Edit: Here is an example Kubernetes configuration running DeepSeek-R1 on vLLM multi-host using LeaderWorkerSet https://github.com/kubernetes-sigs/wg-serving/blob/main/serv.... This work would be integrated into llm-d.

rdli•9mo ago
This is really interesting. For SOTA inference systems, I've seen two general approaches:

* The "stack-centric" approach such as vLLM production stack, AIBrix, etc. These set up an entire inference stack for you including KV cache, routing, etc.

* The "pipeline-centric" approach such as NVidia Dynamo, Ray, BentoML. These give you more of an SDK so you can define inference pipelines that you can then deploy on your specific hardware.

It seems like LLM-d is the former. Is that right? What prompted you to go down that direction, instead of the direction of Dynamo?

qntty•9mo ago
It sounds like you might be confusing different parts of the stack. NVIDIA Dynamo for example supports vLLM as the inference engine. I think you should think of something like vLLM as more akin to GUnicorn, and llm-d as an application load balancer. And I guess something like NVIDIA Dynamo would be like Django.
smarterclayton•9mo ago
llm-d is intended to be three clean layers:

1. Balance / schedule incoming requests to the right backend

2. Model server replicas that can run on multiple hardware topologies

3. Prefix caching hierarchy with well-tested variants for different use cases

So it's a 3-tier architecture. The biggest difference with Dynamo is that llm-d is using the inference gateway extension - https://github.com/kubernetes-sigs/gateway-api-inference-ext... - which brings Kubernetes owned APIs for managing model routing, request priority and flow control, LoRA support etc.

rdli•9mo ago
I would think that that the NVidia Dynamo SDK (pipelines) is a big difference as well (https://github.com/ai-dynamo/dynamo/tree/main/deploy/sdk/doc...), or am I missing something?
smarterclayton•9mo ago
That's a good example - I can at least answer about why it's a difference: different target user.

As I understand the Dynamo SDK it is about simplifying and helping someone get started with Dynamo on Kubernetes.

From the user set we work with (large inference deployers) that is not a high priority - they already have mature deployment opinions or a set of tools that would not compose well with something like the Dynamo SDK. Their comfort level with Kubernetes is moderate to high - either they use Kubernetes for high scale training and batch, or they are deploying to many different providers in order to get enough capacity and need a standard orchestration solution.

llm-d focuses on helping achieve efficiency dynamically at runtime based on changing traffic or workload on Kubernetes - some of the things the Dynamo SDK encodes are static and upfront and would conflict with that objective.
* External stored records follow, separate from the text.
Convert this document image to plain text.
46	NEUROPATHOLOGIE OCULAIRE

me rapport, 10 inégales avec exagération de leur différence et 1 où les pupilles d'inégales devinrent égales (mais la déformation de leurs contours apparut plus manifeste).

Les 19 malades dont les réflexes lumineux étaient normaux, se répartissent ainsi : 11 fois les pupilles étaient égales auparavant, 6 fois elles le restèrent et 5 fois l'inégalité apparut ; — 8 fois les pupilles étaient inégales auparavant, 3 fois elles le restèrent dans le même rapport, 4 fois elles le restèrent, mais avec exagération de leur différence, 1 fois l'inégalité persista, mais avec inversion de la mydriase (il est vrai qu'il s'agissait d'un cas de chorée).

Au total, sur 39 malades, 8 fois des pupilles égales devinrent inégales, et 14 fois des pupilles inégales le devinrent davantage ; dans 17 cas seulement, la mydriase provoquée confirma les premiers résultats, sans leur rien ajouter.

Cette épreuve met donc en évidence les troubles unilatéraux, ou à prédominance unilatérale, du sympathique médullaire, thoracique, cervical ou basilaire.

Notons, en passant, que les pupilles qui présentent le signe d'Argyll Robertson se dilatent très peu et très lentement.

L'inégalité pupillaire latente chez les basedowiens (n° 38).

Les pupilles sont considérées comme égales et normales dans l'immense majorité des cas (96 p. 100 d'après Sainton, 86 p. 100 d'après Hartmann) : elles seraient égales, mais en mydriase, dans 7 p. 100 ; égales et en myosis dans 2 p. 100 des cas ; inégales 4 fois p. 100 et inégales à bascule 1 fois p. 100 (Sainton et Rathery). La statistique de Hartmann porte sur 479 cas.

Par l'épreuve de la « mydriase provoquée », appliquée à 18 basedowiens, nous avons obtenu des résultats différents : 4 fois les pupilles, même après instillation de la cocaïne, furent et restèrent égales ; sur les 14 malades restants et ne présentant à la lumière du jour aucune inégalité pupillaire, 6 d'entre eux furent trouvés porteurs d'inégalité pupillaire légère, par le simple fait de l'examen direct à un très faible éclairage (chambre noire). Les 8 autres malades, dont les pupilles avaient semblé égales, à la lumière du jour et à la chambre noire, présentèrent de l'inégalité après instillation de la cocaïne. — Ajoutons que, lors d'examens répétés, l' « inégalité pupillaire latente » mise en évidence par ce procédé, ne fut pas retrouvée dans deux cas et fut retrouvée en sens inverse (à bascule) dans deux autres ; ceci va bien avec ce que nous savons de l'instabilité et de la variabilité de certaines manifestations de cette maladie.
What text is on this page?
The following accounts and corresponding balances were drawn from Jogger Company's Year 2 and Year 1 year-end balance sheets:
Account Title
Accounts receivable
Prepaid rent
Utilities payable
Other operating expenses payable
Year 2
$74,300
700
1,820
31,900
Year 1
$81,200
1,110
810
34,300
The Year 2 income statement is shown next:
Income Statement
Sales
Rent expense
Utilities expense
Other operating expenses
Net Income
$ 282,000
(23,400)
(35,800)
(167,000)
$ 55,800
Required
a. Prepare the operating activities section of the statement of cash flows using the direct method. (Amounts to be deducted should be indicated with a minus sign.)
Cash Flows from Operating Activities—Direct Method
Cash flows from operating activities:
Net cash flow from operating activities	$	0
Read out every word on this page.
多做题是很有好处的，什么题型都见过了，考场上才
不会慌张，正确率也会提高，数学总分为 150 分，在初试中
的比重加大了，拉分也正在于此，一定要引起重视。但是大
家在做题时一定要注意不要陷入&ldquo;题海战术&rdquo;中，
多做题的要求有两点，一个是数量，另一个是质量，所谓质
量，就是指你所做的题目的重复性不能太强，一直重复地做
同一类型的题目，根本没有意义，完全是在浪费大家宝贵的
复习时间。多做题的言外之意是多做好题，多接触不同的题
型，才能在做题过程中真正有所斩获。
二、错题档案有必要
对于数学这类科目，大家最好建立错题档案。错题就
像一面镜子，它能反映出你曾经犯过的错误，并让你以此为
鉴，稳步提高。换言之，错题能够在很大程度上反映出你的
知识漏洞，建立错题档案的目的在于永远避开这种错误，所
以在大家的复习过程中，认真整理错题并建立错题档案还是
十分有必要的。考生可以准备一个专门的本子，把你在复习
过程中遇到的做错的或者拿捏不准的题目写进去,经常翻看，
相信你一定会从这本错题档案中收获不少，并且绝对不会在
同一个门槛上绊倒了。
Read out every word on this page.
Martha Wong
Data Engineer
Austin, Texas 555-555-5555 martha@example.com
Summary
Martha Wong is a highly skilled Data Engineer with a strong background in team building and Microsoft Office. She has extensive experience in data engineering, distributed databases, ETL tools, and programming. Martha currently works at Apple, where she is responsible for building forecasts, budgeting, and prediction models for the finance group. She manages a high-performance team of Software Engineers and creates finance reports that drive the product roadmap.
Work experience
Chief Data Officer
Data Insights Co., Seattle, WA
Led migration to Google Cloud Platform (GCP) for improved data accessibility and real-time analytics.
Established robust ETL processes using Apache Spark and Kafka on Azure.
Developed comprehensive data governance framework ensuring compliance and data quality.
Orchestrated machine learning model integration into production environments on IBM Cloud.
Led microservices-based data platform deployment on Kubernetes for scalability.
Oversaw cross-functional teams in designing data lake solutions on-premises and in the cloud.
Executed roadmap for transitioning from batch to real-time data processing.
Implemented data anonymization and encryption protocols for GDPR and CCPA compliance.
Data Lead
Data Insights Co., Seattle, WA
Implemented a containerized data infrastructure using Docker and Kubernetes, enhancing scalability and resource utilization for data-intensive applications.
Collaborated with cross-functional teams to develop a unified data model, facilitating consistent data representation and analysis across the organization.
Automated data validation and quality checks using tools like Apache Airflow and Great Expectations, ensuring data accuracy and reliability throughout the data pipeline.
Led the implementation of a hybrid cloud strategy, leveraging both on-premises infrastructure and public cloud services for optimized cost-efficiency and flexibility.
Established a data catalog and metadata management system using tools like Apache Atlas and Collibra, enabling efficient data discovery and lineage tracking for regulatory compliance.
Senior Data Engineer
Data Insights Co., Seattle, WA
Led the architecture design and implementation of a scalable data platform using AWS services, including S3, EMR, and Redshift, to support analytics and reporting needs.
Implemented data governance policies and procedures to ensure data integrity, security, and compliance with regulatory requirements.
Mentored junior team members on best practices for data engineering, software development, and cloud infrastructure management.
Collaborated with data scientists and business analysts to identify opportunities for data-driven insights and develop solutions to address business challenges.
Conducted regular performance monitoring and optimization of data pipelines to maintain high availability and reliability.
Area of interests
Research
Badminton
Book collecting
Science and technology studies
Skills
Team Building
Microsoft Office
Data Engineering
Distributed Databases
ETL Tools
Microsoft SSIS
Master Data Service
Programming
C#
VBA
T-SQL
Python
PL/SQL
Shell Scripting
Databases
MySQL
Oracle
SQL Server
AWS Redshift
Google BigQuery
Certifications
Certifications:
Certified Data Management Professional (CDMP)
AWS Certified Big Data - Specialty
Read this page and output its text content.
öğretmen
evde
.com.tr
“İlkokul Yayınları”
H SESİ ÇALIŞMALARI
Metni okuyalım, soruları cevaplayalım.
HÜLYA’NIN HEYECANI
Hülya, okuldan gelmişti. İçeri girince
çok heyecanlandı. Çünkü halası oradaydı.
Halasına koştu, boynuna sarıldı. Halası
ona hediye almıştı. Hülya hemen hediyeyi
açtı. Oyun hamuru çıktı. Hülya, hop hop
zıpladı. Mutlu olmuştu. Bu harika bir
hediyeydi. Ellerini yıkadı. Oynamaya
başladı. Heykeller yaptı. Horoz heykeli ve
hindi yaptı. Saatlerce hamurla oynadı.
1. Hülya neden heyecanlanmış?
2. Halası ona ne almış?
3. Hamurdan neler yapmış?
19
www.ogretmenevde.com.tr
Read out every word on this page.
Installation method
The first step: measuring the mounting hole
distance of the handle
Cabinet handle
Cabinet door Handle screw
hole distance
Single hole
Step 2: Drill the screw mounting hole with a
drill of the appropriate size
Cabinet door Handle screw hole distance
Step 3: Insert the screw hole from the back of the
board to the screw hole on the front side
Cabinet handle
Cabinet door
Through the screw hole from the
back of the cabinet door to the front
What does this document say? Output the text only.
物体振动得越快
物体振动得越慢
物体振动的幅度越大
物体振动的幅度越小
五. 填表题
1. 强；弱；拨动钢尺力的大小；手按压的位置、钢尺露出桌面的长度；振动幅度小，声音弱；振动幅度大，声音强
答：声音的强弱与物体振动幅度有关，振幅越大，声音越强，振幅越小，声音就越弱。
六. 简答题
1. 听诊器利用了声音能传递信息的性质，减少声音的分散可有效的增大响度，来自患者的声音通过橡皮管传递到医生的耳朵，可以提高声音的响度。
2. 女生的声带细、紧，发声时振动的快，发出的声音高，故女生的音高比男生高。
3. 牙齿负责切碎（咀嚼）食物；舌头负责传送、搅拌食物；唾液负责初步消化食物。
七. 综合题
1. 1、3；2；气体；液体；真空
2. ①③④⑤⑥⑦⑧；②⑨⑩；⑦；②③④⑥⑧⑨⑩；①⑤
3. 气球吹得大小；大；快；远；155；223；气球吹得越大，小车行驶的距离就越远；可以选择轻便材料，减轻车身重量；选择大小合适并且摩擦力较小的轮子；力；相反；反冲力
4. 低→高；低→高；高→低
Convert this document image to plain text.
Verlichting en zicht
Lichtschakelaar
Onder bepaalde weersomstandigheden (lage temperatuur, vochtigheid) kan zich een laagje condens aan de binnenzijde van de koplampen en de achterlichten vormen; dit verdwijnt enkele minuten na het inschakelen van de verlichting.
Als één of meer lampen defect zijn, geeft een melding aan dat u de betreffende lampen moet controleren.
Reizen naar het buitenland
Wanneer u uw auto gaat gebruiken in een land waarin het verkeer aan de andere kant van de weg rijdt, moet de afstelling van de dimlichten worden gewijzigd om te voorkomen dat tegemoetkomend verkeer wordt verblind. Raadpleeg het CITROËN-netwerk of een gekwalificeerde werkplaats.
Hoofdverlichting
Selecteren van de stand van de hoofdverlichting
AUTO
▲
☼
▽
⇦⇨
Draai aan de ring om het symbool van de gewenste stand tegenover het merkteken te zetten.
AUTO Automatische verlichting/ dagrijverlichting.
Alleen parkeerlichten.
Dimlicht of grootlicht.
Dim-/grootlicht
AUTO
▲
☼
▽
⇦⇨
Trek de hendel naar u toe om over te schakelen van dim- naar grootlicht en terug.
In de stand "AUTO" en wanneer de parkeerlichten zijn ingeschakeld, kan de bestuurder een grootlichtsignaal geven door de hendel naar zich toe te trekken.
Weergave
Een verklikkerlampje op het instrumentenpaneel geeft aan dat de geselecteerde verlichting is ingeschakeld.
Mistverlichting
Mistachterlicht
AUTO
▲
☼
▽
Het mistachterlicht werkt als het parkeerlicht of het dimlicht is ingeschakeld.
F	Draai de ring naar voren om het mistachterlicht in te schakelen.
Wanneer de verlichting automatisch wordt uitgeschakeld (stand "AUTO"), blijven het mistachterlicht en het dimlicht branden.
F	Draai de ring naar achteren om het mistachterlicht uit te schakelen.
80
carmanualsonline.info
Also, large deployers with serving typically have significant batch and training and they are looking to maximize capacity use without impacting their prod serving. That requires the orchestrator to know about both workloads at some level - which Dynamo SDK would make more difficult.

rdli•9mo ago
In this analogy, Dynamo is most definitely not like Django. It includes inference aware routing, KV caching, etc. -- all the stuff you would need to run a modern SOTA inference stack.
qntty•9mo ago
You're right, I was confusing TensorRT with Dynamo. It looks like the relationship between Dynamo and vLLM is actually the opposite of what I was thinking -- Dynamo can use vLLM as a backend rather than vice versa.
Kemschumam•9mo ago
What would be the benefit of this project over hosting VLLM in Ray?